Graph Neural Networks (GNNs) are specialized deep learning models designed to learn from graph-structured data. This repository provides detailed tutorials and code examples on building, training, and evaluating GNN models using PyTorch and PyTorch Geometric (PyG). In addition to classical tasks like vertex classification and graph classification, we emphasize AI for Materials applications where GNNs are used for material property prediction and analysis.
GNNs excel at modeling complex relationships by representing data as graphs, where nodes represent entities and edges represent relationships.
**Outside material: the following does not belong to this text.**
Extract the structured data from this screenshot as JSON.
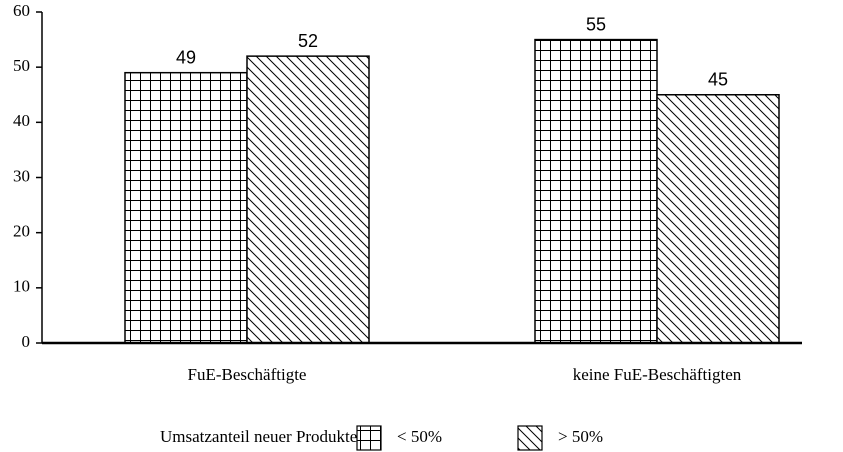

These models have found applications in a wide variety of fields, including:
- Social Networks: Understanding user behavior and predicting social connections.
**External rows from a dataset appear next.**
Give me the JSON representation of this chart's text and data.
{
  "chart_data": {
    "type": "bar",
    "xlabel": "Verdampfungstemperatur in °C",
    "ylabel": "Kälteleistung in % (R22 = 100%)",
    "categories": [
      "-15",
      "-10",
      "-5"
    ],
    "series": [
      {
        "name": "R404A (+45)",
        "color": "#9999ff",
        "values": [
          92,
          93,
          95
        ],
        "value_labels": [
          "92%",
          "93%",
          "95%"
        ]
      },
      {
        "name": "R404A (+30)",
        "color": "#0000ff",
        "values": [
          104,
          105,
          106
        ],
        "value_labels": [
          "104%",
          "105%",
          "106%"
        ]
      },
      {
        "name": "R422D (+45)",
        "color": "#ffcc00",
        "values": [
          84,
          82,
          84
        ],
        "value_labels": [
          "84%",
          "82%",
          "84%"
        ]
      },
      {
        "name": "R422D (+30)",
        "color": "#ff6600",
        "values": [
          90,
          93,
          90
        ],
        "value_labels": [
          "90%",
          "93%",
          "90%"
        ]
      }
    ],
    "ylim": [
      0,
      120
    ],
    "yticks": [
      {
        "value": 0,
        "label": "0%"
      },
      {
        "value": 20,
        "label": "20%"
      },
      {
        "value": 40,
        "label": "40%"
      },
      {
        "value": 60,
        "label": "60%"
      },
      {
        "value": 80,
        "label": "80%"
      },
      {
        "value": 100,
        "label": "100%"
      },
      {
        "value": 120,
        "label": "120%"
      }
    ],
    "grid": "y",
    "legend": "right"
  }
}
- Recommendation Systems: Learning user-item interactions.
- Traffic Networks: Predicting congestion and optimizing routes.
- Materials Science (AI for Materials): Predicting material properties such as formation energy, band gap, dipole moments, and more.
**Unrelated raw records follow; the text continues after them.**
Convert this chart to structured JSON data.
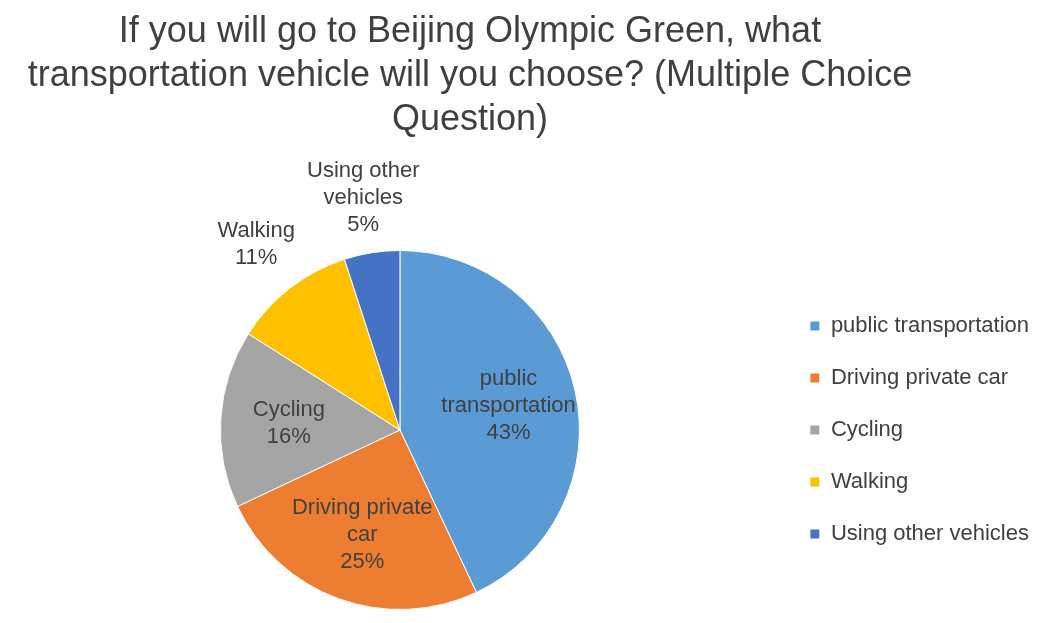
{
  "chart_data": {
    "type": "pie",
    "title": "If you will go to Beijing Olympic Green, what transportation vehicle will you choose? (Multiple Choice Question)",
    "categories": [
      "public transportation",
      "Driving private car",
      "Cycling",
      "Walking",
      "Using other vehicles"
    ],
    "values": [
      43,
      25,
      16,
      11,
      5
    ],
    "colors": [
      "#5b9bd5",
      "#ed7d31",
      "#a5a5a5",
      "#ffc000",
      "#4472c4"
    ],
    "value_labels": [
      "43%",
      "25%",
      "16%",
      "11%",
      "5%"
    ],
    "legend": "right"
  }
}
AI for Materials Topics Covered:
- Material Property Prediction: Leveraging GNNs to forecast key properties (e.g., formation energy, band gap, dipole moments) critical for materials design.
- Dataset Utilization: Utilizing benchmarks like the QM9 dataset to train models on molecular graphs tailored to materials science.
- Graph-Based Materials Analysis: Applying graph machine learning techniques to interpret and analyze the underlying structure of materials.
This guide walks you through:
- Building GNN models from scratch (GCN, GraphSAGE, GIN, etc.).
- Efficiently loading and processing graph data using PyG.
- Training models for vertex classification, graph classification, and regression.
- Applying GNNs to the materials domain via property prediction on datasets such as QM9.
- Framework: PyTorch with PyTorch Geometric.
- Key Concepts:
- Graph Representation: Learn how graphs are represented in PyG, using node features, edge indices, and edge features.
- Message Passing: Understand how GNNs aggregate and update node representations through message passing.
- Layer Implementations: See implementations of popular layers such as Graph Convolutional Networks (GCNConv), GraphSAGE, and Graph Isomorphism Networks (GINConv).
- Labs:
- Vertex Classification: Apply GCN and your own implementation of GraphSAGE on the Cora dataset.
- Graph Classification: Implement GIN with various aggregation functions (SUM/MEAN/MAX) for tasks like classifying IMDB graphs.
- Application Focus:
- Use GNNs to predict material properties such as dipole moments, formation energy, or band gap.
- Leverage the QM9 dataset, a common molecular graph benchmark in materials science.
- Tutorial Highlights:
- Dataset Loading: How to load and preprocess the QM9 dataset using PyG’s built-in utilities.
- Model Building: Design a Graph Convolutional Network (GCN) that computes node embeddings and aggregates them into graph-level representations with global mean pooling.
- Regression Task: Train the GCN model to predict a target material property (e.g., dipole moment) using mean squared error (MSE) loss.
- Training and Evaluation: A tailored training loop with evaluation on validation and test splits, demonstrating how GNNs can effectively regress material properties.
To run these tutorials, you will need:
- Libraries: PyTorch (>=1.10), PyTorch Geometric, and supporting packages.
- Hardware: GPU support is strongly recommended to accelerate model training.